El orden también está sobrevalorado. El desorden no está muy bien visto. Se asocia a imperfección —como si la perfección existiera— y al hecho de no saber ir por la vida cuando, la verdad sea dicha, de los momentos menos planificados salen, a menudo, los instantes más mágicos. Perduran en el corazón los recuerdos más inesperados, aquellos en los que nos dejamos sorprender por la vida. Caminar con un cierto rumbo pero sin tener del todo clara la dirección ni la ruta que se cogerá y, sobre todo, sin tener prisa. Ser un poco desorganizado, a veces, ayuda a generar bonitas situaciones imprevistas y a no sufrir tanto. Si antes decíamos ser boya, ahora decimos también que ser veleta es bueno. Una veleta que sabe moverse con el viento que sopla, sin oponerse, acompañándolo.

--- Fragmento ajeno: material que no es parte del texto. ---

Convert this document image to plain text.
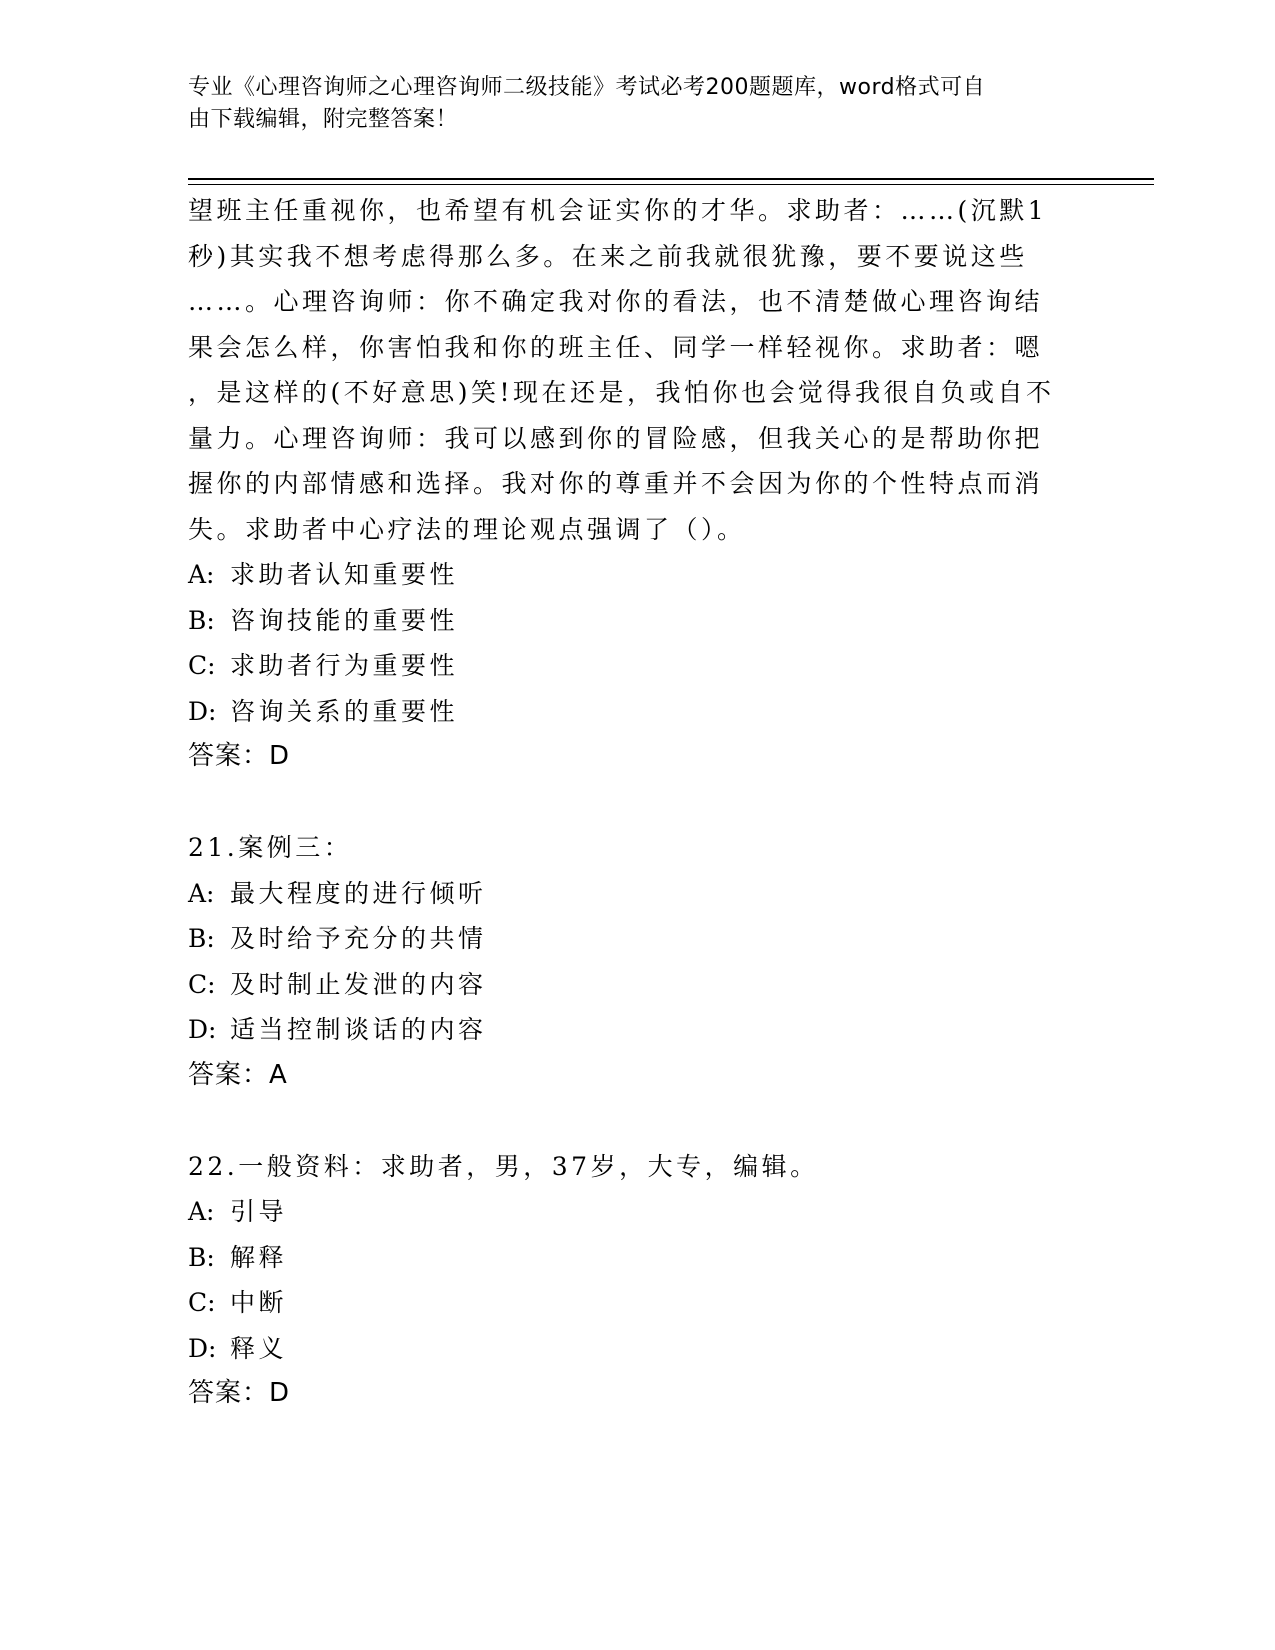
专业《心理咨询师之心理咨询师二级技能》考试必考200题题库，word格式可自
由下载编辑，附完整答案！
望班主任重视你，也希望有机会证实你的才华。求助者：……(沉默1
秒)其实我不想考虑得那么多。在来之前我就很犹豫，要不要说这些
……。心理咨询师：你不确定我对你的看法，也不清楚做心理咨询结
果会怎么样，你害怕我和你的班主任、同学一样轻视你。求助者：嗯
，是这样的(不好意思)笑!现在还是，我怕你也会觉得我很自负或自不
量力。心理咨询师：我可以感到你的冒险感，但我关心的是帮助你把
握你的内部情感和选择。我对你的尊重并不会因为你的个性特点而消
失。求助者中心疗法的理论观点强调了（）。
A: 求助者认知重要性
B: 咨询技能的重要性
C: 求助者行为重要性
D: 咨询关系的重要性
答案：D
21.案例三：
A: 最大程度的进行倾听
B: 及时给予充分的共情
C: 及时制止发泄的内容
D: 适当控制谈话的内容
答案：A
22.一般资料：求助者，男，37岁，大专，编辑。
A: 引导
B: 解释
C: 中断
D: 释义
答案：D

Me gusta el verano porque cada decisión tomada es un elogio a la lentitud y a la libertad, palabras valientes que durante todo el año plantan cara a la prisa y al orden

Adoro la confusión del verano: comer cuando tienes hambre, dormir cuando tienes sueño. Darte un baño y hundir la cabeza sin medida y que la sal se quede a vivir en tu piel. No planificar demasiado y hacer las cosas a destiempo, como si ir a hora sirviera de mucho, a no ser que seas un reloj, y aun así no del todo. No saber en qué día te encuentras y que el tiempo cunda más que cuando estás pendiente de los minutos y su puntualidad. Reír hasta tener agujetas. Ser misteriosamente feliz, como decía el poeta, desconectados de un ritmo de vida que se nos impone y que nosotros obedecemos a pies juntillas sin mucha oposición. Porque nos dicen que tiene que ser así, por costumbre. Por una cuestión de orden y de consenso como sociedad: esos dos conceptos que están sobrevalorados.

Me gusta el verano porque mantiene el equilibrio dentro del caos, como cuando en casa encuentras lo que buscas aunque no esté en el lugar que supuestamente le corresponde. Me gusta porque despierta nuestro lado más salvaje, aquel que convendría que, cuando pasa el calor, no se volviera a dormir. Me gusta el verano porque cada decisión tomada es un elogio a la lentitud y a la libertad, palabras valientes que durante todo el año plantan cara a la prisa y al orden. Me gusta el verano porque nos quiere tal como somos, sin juzgar, y si tiene que dar una tormenta, la da. Me gusta el verano porque de la soledad y el silencio hace virtudes compatibles con la locura y el ruído de vivir con intensidad el día a día. Me gusta el verano porque con los besos de más que me da me hago una despensa de luz para pasar el invierno.